Los adivinos proliferaron por doquier pero, al igual que ocurría con los predicadores, se estableció una jerarquía entre ellos. Los más frecuentados eran aquellos que demostraban más pericia en aunar la sinuosidad de la predicción con la complacencia en el pronóstico. Es cierto que los ciudadanos más humildes se contentaban con profetas expeditivos que no exigían demasiados informes para formular tajantes conjeturas. Por módicas cantidades siempre favorecían al cliente. Cuanto más elevado era el estamento social de los solicitantes de augurios mayor era la sofisticación del método que debía proporcionarlos. De este modo, los catadores más refinados del porvenir procedían a intrincadas averiguaciones en remotos saberes esotéricos. La complejidad del sendero era altamente valorada por los iniciados que pagaban respetables sumas de dinero por la adquisición de enigmáticos oráculos.

Sin embargo, tanto los que recurrían a los modestos profetas de barrio como los que se confiaban a adivinos más eruditos tenían en común la fe en las secretas indicaciones que recibían. Para todos ellos se había hecho decisivo aquello que antes carecía de significación. En las conversaciones irrumpió un lenguaje enrevesado que recorría horóscopos y cábalas. Su posesión hacía que cada uno, en cierto modo, se erigiera en vaticinador de sí mismo. Muchos se convirtieron en buscadores cotidianos de signos. Los había por todas partes. En el cielo, en el vuelo de los pájaros, en la disposición de las nubes, en los rótulos de los establecimientos e, incluso, en el número de latidos del corazón. Se investigaban los sueños vividos durante la noche y se estudiaban las circunstancias en que transcurría el estado de vigilia. Cualquier signo, por irrelevante que fuera, adquiría singular importancia, de manera que lo que anteriormente se juzgaba como producto de la casualidad ahora era contemplado como expresión de un sentido que, no por oculto, era menos decisivo. Cada día que pasaba contenía la suficiente materia prima para tejer y destejer numerosas veces el futuro.

Max Bertrán se burlaba de sus conciudadanos mientras sorbía con fruición su vermut. La terraza en la que se habían sentado seguía casi solitaria a pesar del agradable calor que proporcionaba el sol primaveral. Únicamente otras dos mesas estaban ocupadas por parejas que hablaban en voz baja.
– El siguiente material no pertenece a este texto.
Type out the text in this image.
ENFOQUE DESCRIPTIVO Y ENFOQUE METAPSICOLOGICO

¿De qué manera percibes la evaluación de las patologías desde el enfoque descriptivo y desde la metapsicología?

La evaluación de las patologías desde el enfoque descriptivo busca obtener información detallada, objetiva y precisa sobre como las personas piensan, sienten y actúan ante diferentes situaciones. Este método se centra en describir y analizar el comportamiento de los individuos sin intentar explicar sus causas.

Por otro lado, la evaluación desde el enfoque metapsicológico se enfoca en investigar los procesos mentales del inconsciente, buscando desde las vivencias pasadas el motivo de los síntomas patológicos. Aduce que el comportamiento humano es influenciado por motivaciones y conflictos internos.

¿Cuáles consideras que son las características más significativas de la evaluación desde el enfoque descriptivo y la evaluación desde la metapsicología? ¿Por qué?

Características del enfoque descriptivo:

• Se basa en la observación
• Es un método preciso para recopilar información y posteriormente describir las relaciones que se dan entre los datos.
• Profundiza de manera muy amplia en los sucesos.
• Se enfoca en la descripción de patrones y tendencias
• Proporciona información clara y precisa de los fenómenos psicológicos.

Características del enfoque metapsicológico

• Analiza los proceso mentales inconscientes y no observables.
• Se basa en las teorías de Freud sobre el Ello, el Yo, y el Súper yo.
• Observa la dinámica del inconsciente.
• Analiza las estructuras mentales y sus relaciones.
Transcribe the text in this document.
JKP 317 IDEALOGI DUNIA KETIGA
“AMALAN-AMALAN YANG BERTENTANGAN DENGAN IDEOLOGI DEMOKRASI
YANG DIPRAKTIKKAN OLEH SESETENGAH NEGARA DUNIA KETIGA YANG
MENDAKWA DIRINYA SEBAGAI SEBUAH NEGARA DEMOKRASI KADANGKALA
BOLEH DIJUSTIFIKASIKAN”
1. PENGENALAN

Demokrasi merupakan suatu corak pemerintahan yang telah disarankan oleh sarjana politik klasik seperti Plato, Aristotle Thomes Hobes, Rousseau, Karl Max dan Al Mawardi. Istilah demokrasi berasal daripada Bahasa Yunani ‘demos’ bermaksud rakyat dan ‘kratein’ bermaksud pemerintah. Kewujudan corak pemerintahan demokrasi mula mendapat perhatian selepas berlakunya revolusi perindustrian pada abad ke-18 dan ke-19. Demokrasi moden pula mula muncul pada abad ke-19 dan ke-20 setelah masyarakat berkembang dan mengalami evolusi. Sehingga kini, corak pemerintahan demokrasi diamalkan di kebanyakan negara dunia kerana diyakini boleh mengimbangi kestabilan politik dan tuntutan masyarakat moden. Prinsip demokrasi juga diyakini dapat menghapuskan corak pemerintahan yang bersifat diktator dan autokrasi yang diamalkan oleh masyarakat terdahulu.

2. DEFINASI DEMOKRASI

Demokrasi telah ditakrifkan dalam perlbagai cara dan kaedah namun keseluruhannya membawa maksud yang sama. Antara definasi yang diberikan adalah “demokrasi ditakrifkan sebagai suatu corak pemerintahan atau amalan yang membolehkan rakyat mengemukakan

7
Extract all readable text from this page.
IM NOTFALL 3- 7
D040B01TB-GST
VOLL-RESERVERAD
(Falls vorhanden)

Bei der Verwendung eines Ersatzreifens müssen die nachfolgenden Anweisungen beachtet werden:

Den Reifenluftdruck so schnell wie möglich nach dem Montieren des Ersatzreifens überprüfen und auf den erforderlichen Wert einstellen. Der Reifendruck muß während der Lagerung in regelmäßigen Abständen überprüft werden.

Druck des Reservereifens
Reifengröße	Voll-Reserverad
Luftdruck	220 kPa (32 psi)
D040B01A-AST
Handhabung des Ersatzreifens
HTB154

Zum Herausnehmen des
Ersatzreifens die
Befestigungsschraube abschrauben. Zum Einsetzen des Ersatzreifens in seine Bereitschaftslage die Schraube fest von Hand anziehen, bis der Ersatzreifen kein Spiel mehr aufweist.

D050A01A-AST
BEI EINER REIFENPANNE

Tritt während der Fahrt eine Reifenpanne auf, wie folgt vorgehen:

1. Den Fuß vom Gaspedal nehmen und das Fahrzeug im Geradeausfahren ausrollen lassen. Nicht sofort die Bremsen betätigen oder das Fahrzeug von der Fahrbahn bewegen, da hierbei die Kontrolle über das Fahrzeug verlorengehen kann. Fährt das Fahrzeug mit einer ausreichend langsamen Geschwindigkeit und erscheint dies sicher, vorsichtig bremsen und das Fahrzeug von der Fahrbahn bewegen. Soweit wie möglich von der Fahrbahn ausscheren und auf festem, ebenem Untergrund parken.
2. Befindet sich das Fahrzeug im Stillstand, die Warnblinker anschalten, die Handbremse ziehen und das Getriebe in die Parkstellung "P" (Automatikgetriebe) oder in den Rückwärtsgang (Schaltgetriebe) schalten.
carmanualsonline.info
– No está nada mal: hemos vuelto a la Edad Media. Las iglesias llenas y nigromantes en cada esquina. Nunca había oído tantas tonterías juntas. Antes de que te des cuenta ya te han cogido la mano para leerte la fortuna. Estoy hasta las narices de los astros. ¿De dónde habrán salido tantos quiromantes y astrólogos? Y no creas que es cosa de analfabetos. Conozco nombres ilustres que hacen cola para visitar a sus brujos.

Bertrán, como buen ocioso, disponía del tiempo suficiente para fisgonear en los entresijos de la ciudad. Su especialidad eran los ambientes poderosos, a los que decía pertenecer, pero frente a los que presumía mantener una displicente distancia. Nadie, como él, era capaz de vincular los apellidos que detentaban el poder elaborando complicados árboles genealógicos que se ramificaban a través del comercio, la política y las finanzas. Gracias a su memoria, y a su malicia, era un cronista irónico que mezclaba despiadadamente lo público y lo privado reduciendo las grandes palabras que regían la vida social a meras intrigas de familia. Bajo su sarcasmo la ciudad era únicamente un conglomerado de tribus entre las cuales la más adinerada era su objeto predilecto de análisis.

– Por la mañana van a la iglesia y por la tarde organizan sus aquelarres -continuó Bertrán-. Yo naturalmente me hice invitar a uno de ellos. Gente distinguida que se reunía a media tarde para tomar el té. Había, entre nosotros, una pitonisa. Era una mujer ridícula cargada de bisutería. Se pasó el rato diciendo estupideces pero, puedes creerme, todos la reverenciaban como si estuvieran en Delfos. Le reían las gracias y cuando se ponía seria todos se ponían también serios. Entre galletita y galletita nos preguntaba a cada uno nuestra fecha y hora de nacimiento. Luego hacía cálculos maravillosos mediante tremendos galimatías de órbitas y ascendientes. Todas las conclusiones, por una cosa o por otra, eran siempre positivas. Yo, como puedes imaginarte, le mentí en todo. Le cambié el día y el mes. Por supuesto dio lo mismo: como los otros tengo un gran porvenir.

Víctor se rió.

– Entonces ya no hay problema si todos se quedan tan tranquilos.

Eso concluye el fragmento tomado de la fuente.